Adweek reported Women Are Now Winning 11% of Creative Director Awards, Up From 4% in 2004. 3% Conference organizers are not yet popping the corks on champagne bottles, probably because the news might require having to update their name and logo. In 2010, a study conducted with the seemingly defunct Madison Avenue Project showed the creative directors behind the annual Super Bowl commercials were 92% White males and 7% White females. Add the 2014 Marcus Graham Project Infographic indicating Black representation in the advertising industry is actually declining, and it’s safe to say that White adwomen continue to be waaaaaaaaaaaaay better off than minorities. Hell, they’ve got the awards to prove it.
Women Are Now Winning 11% of Creative Director Awards, Up From 4% in 2004
Ad Annual review provides one of the industry’s few metrics
By Noreen O’Leary
The profile of women in agency creative departments appears to have grown, based on the results of the 2013 Communication Arts Advertising Annual. Female creative directors accounted for more than 11 percent of all award winners compared to less than 4 percent in 2004.
Kat Gordon, founder of the industry female empowerment event, the 3% Conference, looked at the CA credits, nine years after University of Texas graduate student Kasey Windels conducted her own dissertation survey of CA Advertising Annual winners and found that only 3.6 percent were women. Of the 2004 total, 11.6 percent were copywriters and 9.6 percent were art directors.
The recent uptick to 11.5 percent of creative director winners being women could mean that more women are now entering their work in CA’s annual competition, according to the 3% Conference. Also, there may be greater awareness of how women influence the consumer marketplace, making judges more likely to award work with a female sensibility.
Three women served as judges for CA’s latest Advertising Annual, out of a total of nine—the same proportion as in 2004. The publication received 4,356 entries.

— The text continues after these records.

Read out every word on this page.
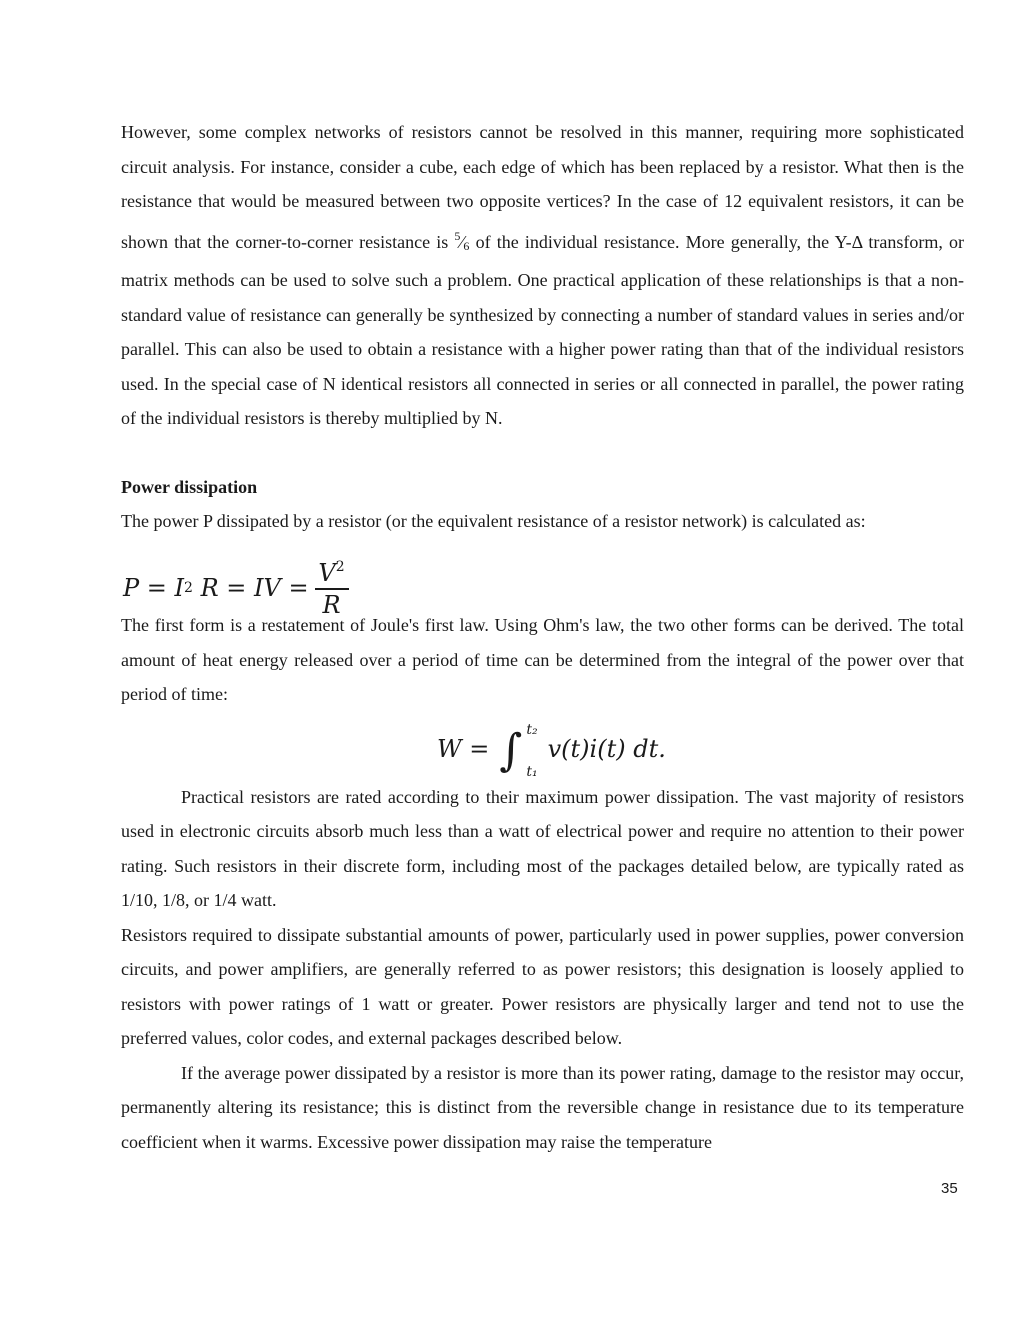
However, some complex networks of resistors cannot be resolved in this manner, requiring more sophisticated circuit analysis. For instance, consider a cube, each edge of which has been replaced by a resistor. What then is the resistance that would be measured between two opposite vertices? In the case of 12 equivalent resistors, it can be shown that the corner-to-corner resistance is $^5⁄_6$ of the individual resistance. More generally, the Y-Δ transform, or matrix methods can be used to solve such a problem. One practical application of these relationships is that a non-standard value of resistance can generally be synthesized by connecting a number of standard values in series and/or parallel. This can also be used to obtain a resistance with a higher power rating than that of the individual resistors used. In the special case of N identical resistors all connected in series or all connected in parallel, the power rating of the individual resistors is thereby multiplied by N.

Power dissipation

The power P dissipated by a resistor (or the equivalent resistance of a resistor network) is calculated as:

P = I 2
R = IV = $\frac{V^2}{R}$

The first form is a restatement of Joule's first law. Using Ohm's law, the two other forms can be derived. The total amount of heat energy released over a period of time can be determined from the integral of the power over that period of time:

W = ∫ t₂
t₁
v(t)i(t) dt.

Practical resistors are rated according to their maximum power dissipation. The vast majority of resistors used in electronic circuits absorb much less than a watt of electrical power and require no attention to their power rating. Such resistors in their discrete form, including most of the packages detailed below, are typically rated as 1/10, 1/8, or 1/4 watt.

Resistors required to dissipate substantial amounts of power, particularly used in power supplies, power conversion circuits, and power amplifiers, are generally referred to as power resistors; this designation is loosely applied to resistors with power ratings of 1 watt or greater. Power resistors are physically larger and tend not to use the preferred values, color codes, and external packages described below.

If the average power dissipated by a resistor is more than its power rating, damage to the resistor may occur, permanently altering its resistance; this is distinct from the reversible change in resistance due to its temperature coefficient when it warms. Excessive power dissipation may raise the temperature

35
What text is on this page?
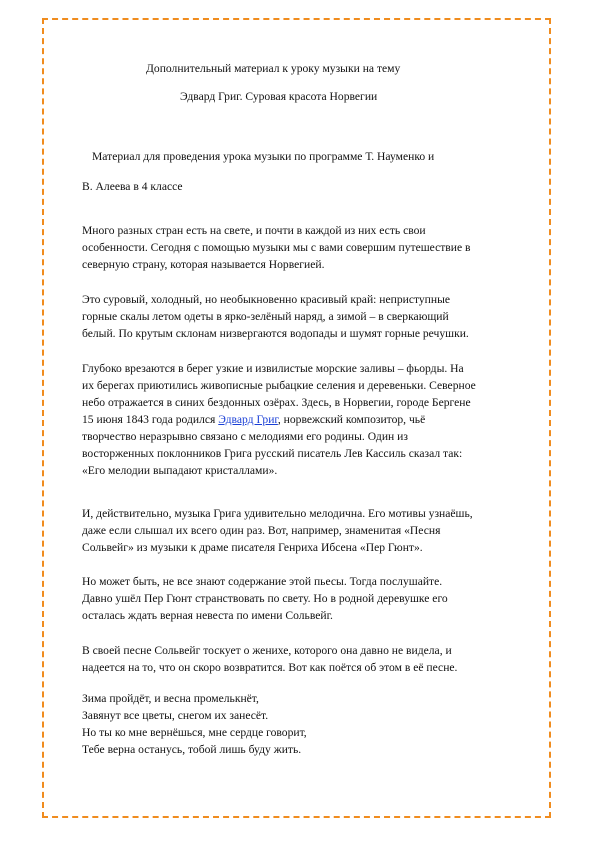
Дополнительный материал к уроку музыки на тему
Эдвард Григ. Суровая красота Норвегии
Материал для проведения урока музыки по программе Т. Науменко и
В. Алеева в 4 классе
Много разных стран есть на свете, и почти в каждой из них есть свои
особенности. Сегодня с помощью музыки мы с вами совершим путешествие в
северную страну, которая называется Норвегией.
Это суровый, холодный, но необыкновенно красивый край: неприступные
горные скалы летом одеты в ярко-зелёный наряд, а зимой – в сверкающий
белый. По крутым склонам низвергаются водопады и шумят горные речушки.
Глубоко врезаются в берег узкие и извилистые морские заливы – фьорды. На
их берегах приютились живописные рыбацкие селения и деревеньки. Северное
небо отражается в синих бездонных озёрах. Здесь, в Норвегии, городе Бергене
15 июня 1843 года родился Эдвард Григ, норвежский композитор, чьё
творчество неразрывно связано с мелодиями его родины. Один из
восторженных поклонников Грига русский писатель Лев Кассиль сказал так:
«Его мелодии выпадают кристаллами».
И, действительно, музыка Грига удивительно мелодична. Его мотивы узнаёшь,
даже если слышал их всего один раз. Вот, например, знаменитая «Песня
Сольвейг» из музыки к драме писателя Генриха Ибсена «Пер Гюнт».
Но может быть, не все знают содержание этой пьесы. Тогда послушайте.
Давно ушёл Пер Гюнт странствовать по свету. Но в родной деревушке его
осталась ждать верная невеста по имени Сольвейг.
В своей песне Сольвейг тоскует о женихе, которого она давно не видела, и
надеется на то, что он скоро возвратится. Вот как поётся об этом в её песне.
Зима пройдёт, и весна промелькнёт,
Завянут все цветы, снегом их занесёт.
Но ты ко мне вернёшься, мне сердце говорит,
Тебе верна останусь, тобой лишь буду жить.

While the CA winners are an industry indicator, the 3% Conference said that the ad business needs a better benchmark because the annual awards issue may not include the contributions of freelance female creative directors, in-house CDs, digital CDs, design directors, experience design directors, creative technologists, PR CDs and motion graphics CDs. The U.S. Bureau of Labor Statistics does not measure “creative director” as a job title, so there’s no official yardstick to measure gender breakout.